José Manuel Durão Barroso

Président de la Commission européenne

Débat en session plénière avec le Président de la République française, François Hollande: "Le futur de l'Union européenne"

Session plénière du Parlement européen/Strasbourg

5 février 2013

Monsieur le Président,

Monsieur le Président de la République,

Monsieur le Ministre,

Mesdames et messieurs les Députés,

Tout d'abord je voudrais vous féliciter pour l'organisation de ce débat. Monsieur le Président de la République, j'aimerais vous féliciter pour votre discours d'une si claire et si forte conviction européenne.

C'est pour moi un plaisir de vous répondre dans votre langue maternelle qui n'est pas la mienne et donc vous m'excuserez pour certaines erreurs, mais cela me permet de vous dire de façon plus spontanée ce que je sens et ce que je pense sur l'Europe et sur le rôle exceptionnel de votre pays dans notre projet commun de construction européenne.

Tout d'abord, un grand merci à la France. En mon nom propre et au nom de la Commission européenne un grand merci à la France pour tout ce que votre pays a donné à l'Europe et au monde non seulement par son rayonnement culturel et civilisationnel, mais aussi pour l'engagement concret pour l'approfondissement de notre projet. Et votre discours aujourd'hui était encore une preuve de cette volonté.

Merci aussi à la France pour les efforts, et aussi vos efforts personnels, pour garantir l'intégrité et la stabilité de l'Union économique et monétaire. Comme vous l'avez dit, ce n'était pas évident et la France a toujours été aux côtés de ceux qui voulaient l'approfondissement, la cohérence, l'intégration et la solidarité dans notre Union économique et monétaire.

Mais la vérité c'est que nous ne sommes pas encore sortis de la crise. Comment pourrait-on dire que la crise est passée quand nous avons ces niveaux de récession et ces niveaux intolérables de chômage dans beaucoup de nos pays C'est pourquoi nous devons poursuivre nos réformes sur le plan national et aussi approfondir nos efforts sur le plan européen.

Sur le plan de nos économies nationales je voudrais aussi saluer la France pour les efforts en matière d'assainissement des comptes publics, de réformes pour la compétitivité, des efforts pour l'inversion de la courbe du chômage. Et là je tiens à souligner l'importance de l'accord entre les partenaires sociaux en ce qui concerne le marché du travail qui montre la possibilité de trouver des solutions qui peuvent garantir la flexibilité pour les entreprises et la sécurité pour les travailleurs.

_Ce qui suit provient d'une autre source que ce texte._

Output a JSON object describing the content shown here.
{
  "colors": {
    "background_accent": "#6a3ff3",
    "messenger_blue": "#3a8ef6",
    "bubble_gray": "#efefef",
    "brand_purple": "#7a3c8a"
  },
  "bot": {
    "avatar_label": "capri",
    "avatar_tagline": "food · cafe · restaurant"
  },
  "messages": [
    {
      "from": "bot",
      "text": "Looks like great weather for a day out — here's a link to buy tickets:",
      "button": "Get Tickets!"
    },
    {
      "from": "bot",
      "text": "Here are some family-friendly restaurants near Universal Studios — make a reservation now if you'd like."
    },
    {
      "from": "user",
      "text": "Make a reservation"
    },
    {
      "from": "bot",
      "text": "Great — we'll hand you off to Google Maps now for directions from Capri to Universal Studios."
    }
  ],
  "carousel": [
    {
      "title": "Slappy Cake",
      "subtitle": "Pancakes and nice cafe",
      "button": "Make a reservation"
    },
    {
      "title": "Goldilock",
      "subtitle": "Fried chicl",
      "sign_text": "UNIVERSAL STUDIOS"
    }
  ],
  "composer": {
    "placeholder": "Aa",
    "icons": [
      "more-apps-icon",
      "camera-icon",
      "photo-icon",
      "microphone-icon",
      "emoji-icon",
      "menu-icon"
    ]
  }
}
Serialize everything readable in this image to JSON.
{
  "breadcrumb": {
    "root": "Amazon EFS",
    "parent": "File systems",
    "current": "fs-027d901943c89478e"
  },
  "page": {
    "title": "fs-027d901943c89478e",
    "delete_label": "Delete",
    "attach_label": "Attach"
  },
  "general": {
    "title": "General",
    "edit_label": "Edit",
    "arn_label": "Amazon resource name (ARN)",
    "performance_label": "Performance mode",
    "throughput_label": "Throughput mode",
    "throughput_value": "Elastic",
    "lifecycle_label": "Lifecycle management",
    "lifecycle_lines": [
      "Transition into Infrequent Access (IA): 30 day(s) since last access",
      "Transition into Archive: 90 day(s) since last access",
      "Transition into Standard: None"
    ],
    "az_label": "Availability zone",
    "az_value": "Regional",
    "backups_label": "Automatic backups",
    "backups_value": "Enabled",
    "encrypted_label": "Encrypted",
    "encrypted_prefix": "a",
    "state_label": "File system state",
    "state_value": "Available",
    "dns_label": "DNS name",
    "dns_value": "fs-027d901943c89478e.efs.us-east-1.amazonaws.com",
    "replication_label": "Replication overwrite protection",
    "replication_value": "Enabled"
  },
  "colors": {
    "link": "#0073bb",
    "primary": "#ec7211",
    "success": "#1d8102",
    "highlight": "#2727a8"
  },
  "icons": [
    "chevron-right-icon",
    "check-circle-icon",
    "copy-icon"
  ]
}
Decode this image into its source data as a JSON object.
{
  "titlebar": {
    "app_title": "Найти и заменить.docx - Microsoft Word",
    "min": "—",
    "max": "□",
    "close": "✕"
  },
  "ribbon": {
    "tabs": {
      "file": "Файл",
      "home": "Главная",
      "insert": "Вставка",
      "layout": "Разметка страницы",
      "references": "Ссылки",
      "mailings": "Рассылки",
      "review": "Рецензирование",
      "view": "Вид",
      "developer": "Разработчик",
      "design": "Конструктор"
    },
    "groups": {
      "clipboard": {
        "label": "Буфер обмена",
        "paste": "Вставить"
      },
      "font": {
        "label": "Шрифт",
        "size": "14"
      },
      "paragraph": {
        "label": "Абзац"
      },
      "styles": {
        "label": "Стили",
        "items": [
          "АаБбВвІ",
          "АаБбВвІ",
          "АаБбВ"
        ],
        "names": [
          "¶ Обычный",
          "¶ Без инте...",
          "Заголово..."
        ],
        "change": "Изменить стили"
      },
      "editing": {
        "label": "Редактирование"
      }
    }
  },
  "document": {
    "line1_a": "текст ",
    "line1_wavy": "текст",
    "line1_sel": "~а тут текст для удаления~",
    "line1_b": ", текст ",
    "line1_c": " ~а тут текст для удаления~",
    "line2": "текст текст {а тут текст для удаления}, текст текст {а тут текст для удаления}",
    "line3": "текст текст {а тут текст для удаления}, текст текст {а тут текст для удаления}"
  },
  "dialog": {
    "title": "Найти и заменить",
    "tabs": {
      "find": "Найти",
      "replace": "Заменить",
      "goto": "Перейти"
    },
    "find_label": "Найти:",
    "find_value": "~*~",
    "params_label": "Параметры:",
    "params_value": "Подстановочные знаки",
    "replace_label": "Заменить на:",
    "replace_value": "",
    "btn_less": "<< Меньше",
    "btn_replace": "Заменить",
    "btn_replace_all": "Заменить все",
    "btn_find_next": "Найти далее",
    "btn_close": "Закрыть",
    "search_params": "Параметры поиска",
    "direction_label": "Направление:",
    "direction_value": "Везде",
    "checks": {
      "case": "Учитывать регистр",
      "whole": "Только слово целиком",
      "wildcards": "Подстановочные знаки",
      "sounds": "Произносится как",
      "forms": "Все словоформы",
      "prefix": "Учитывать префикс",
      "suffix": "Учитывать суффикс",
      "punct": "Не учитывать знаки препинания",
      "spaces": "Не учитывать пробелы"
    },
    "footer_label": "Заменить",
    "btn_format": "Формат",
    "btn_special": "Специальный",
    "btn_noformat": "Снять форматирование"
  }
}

Mais il faut faire d'avantage pour approfondir l'Union économique et monétaire, pour renforcer la gouvernance économique. Et je compte sur vous pour qu'on puisse approfondir cette Union économique et monétaire tout en gardant l'intégrité du Marché intérieur, la cohérence de l'Union dans son ensemble.

Bien sûr l'assainissement des finances publiques, les réformes pour la compétitivité, bien que nécessaires et indispensables, elles ne sont pas suffisantes pour garantir la croissance. La croissance que, depuis le début de votre mandat, vous avez à juste titre placée au centre du débat en France et en Europe. Pour garantir cette croissance soutenable nous avons aussi besoin de l'investissement et l'instrument le plus important que nous avons pour l'investissement au niveau européen c'est précisément le budget européen. C'est pourquoi je fais un appel aux Chefs d'état et de gouvernement qui vont se réunir cette semaine à Bruxelles pour qu'on puisse trouver un compromis qui soit à la mesure de l'ambition que nous avons pour l'Europe et qui nous permette d'appuyer toutes les réformes pour la compétitivité, qui nous permette d'appuyer l'agenda Europe 2020 tout en gardant au centre de nos préoccupations la solidarité, la cohésion économique, sociale, territoriale qui est un principe inscrit dans nos traités. En particulier, le besoin de lutter contre le chômage et cette priorité qui est la lutte contre le chômage des jeunes pour ne pas avoir une génération perdue.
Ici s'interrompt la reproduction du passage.